General information
- Type: Glider
- National origin: United Kingdom
- Designer: W.L. Manuel
- Number built: 1

History
- First flight: 25 November 1972

= Manuel Hawk =

British single-seat glider, 1972

The Manuel Hawk was a homebuilt single-seat glider designed and constructed in the UK around 1970. Only one example was flown.

==Design and development==

W. L. "Bill" Manuel, who had designed and built a glider as early as 1929 and was later responsible for the Willow Wren, designed the Hawk during his retirement. It was a single-seat aircraft intended for soaring in weak thermals. He built the Hawk himself during 1968 and 1969 before taking it to the College of Aeronautics at Cranfield for structural analysis.

The Hawk was an all-wood, cantilever shoulder wing monoplane. The centre section of the three-piece wing was of constant chord and fitted with parallel-ruler type, upper surface airbrakes positioned at 28.26% of the half-span and at 42% chord. The outer panels were tapered with rounded tips and carried the ailerons. The wing had an angle of incidence of 3° and the outer panels had 3° of dihedral. Structurally, the wings had a spruce main spar at 33% chord with a plywood-covered torsion box ahead of it and fabric covering aft.

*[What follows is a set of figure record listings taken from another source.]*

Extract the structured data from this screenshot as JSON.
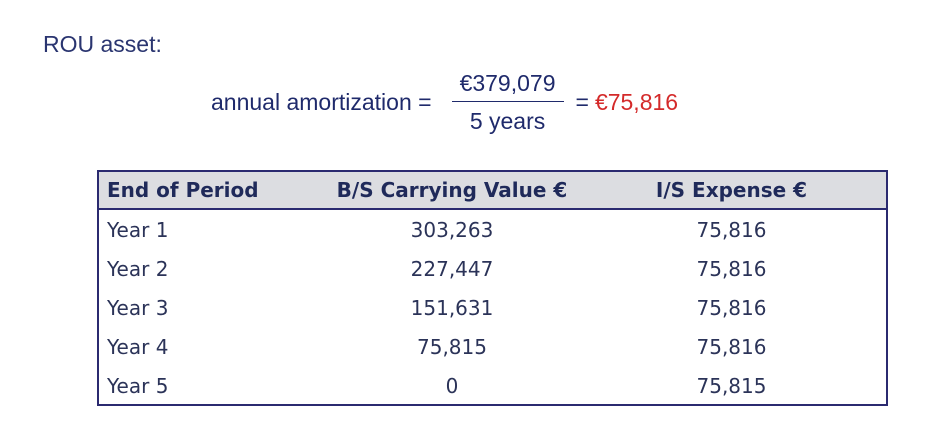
{
  "heading": "ROU asset:",
  "formula": {
    "lhs": "annual amortization =",
    "numerator": "€379,079",
    "denominator": "5 years",
    "equals": "=",
    "result": "€75,816"
  },
  "colors": {
    "text": "#1f2a6b",
    "result": "#d42a2a",
    "table_border": "#2b2a70",
    "header_bg": "#dcdde1"
  },
  "table": {
    "headers": [
      "End of Period",
      "B/S Carrying Value €",
      "I/S Expense €"
    ],
    "rows": [
      [
        "Year 1",
        "303,263",
        "75,816"
      ],
      [
        "Year 2",
        "227,447",
        "75,816"
      ],
      [
        "Year 3",
        "151,631",
        "75,816"
      ],
      [
        "Year 4",
        "75,815",
        "75,816"
      ],
      [
        "Year 5",
        "0",
        "75,815"
      ]
    ]
  }
}
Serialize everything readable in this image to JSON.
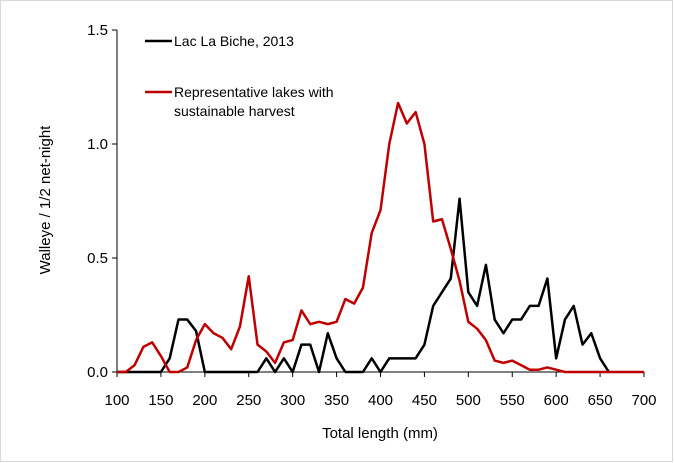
{
  "chart_data": {
    "type": "line",
    "x": [
      100,
      110,
      120,
      130,
      140,
      150,
      160,
      170,
      180,
      190,
      200,
      210,
      220,
      230,
      240,
      250,
      260,
      270,
      280,
      290,
      300,
      310,
      320,
      330,
      340,
      350,
      360,
      370,
      380,
      390,
      400,
      410,
      420,
      430,
      440,
      450,
      460,
      470,
      480,
      490,
      500,
      510,
      520,
      530,
      540,
      550,
      560,
      570,
      580,
      590,
      600,
      610,
      620,
      630,
      640,
      650,
      660,
      670,
      680,
      690,
      700
    ],
    "series": [
      {
        "name": "Lac La Biche, 2013",
        "color": "#000000",
        "values": [
          0,
          0,
          0,
          0,
          0,
          0,
          0.06,
          0.23,
          0.23,
          0.18,
          0,
          0,
          0,
          0,
          0,
          0,
          0,
          0.06,
          0,
          0.06,
          0,
          0.12,
          0.12,
          0,
          0.17,
          0.06,
          0,
          0,
          0,
          0.06,
          0,
          0.06,
          0.06,
          0.06,
          0.06,
          0.12,
          0.29,
          0.35,
          0.41,
          0.76,
          0.35,
          0.29,
          0.47,
          0.23,
          0.17,
          0.23,
          0.23,
          0.29,
          0.29,
          0.41,
          0.06,
          0.23,
          0.29,
          0.12,
          0.17,
          0.06,
          0,
          null,
          null,
          null,
          null
        ]
      },
      {
        "name": "Representative lakes with sustainable harvest",
        "color": "#c00000",
        "values": [
          0,
          0,
          0.03,
          0.11,
          0.13,
          0.07,
          0,
          0,
          0.02,
          0.14,
          0.21,
          0.17,
          0.15,
          0.1,
          0.2,
          0.42,
          0.12,
          0.09,
          0.04,
          0.13,
          0.14,
          0.27,
          0.21,
          0.22,
          0.21,
          0.22,
          0.32,
          0.3,
          0.37,
          0.61,
          0.71,
          1.0,
          1.18,
          1.09,
          1.14,
          1.0,
          0.66,
          0.67,
          0.54,
          0.4,
          0.22,
          0.19,
          0.14,
          0.05,
          0.04,
          0.05,
          0.03,
          0.01,
          0.01,
          0.02,
          0.01,
          0,
          0,
          0,
          0,
          0,
          0,
          0,
          0,
          0,
          0
        ]
      }
    ],
    "xlabel": "Total length (mm)",
    "ylabel": "Walleye / 1/2 net-night",
    "xlim": [
      100,
      700
    ],
    "xticks": [
      100,
      150,
      200,
      250,
      300,
      350,
      400,
      450,
      500,
      550,
      600,
      650,
      700
    ],
    "ylim": [
      0,
      1.5
    ],
    "yticks": [
      {
        "value": 0,
        "label": "0.0"
      },
      {
        "value": 0.5,
        "label": "0.5"
      },
      {
        "value": 1,
        "label": "1.0"
      },
      {
        "value": 1.5,
        "label": "1.5"
      }
    ]
  }
}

The fuselage was a semi-monocoque spruce structure with plywood covering. The fin was also plywood-covered, carrying a fabric-covered rudder which reached from the underside of the T-tail to the bottom of the fuselage. The fixed-incidence tailplane was likewise plywood-covered and the elevator fabric-covered. The latter carried a Flettner-type trim tab on its starboard edge. The Hawk's single seat was forward of the wing and under a hinged, framed canopy. It landed on a single fixed wheel assisted by a tailskid.

The first flight was on 25 November 1972, piloted by Howard Torode of the Cranfield Institute. Tests showed a lack of rudder power, quickly cured by an increase in area, but no other concerns.

==Operational history==
Only one Hawk was built. It was certified as BGA 1778 by February 1973. In July that year it was at the Sywell PFA weekend, where it gained third place in a competition amongst homebuilt aircraft. Since 2013 it has been preserved by the Gliding Heritage Centre at Lasham.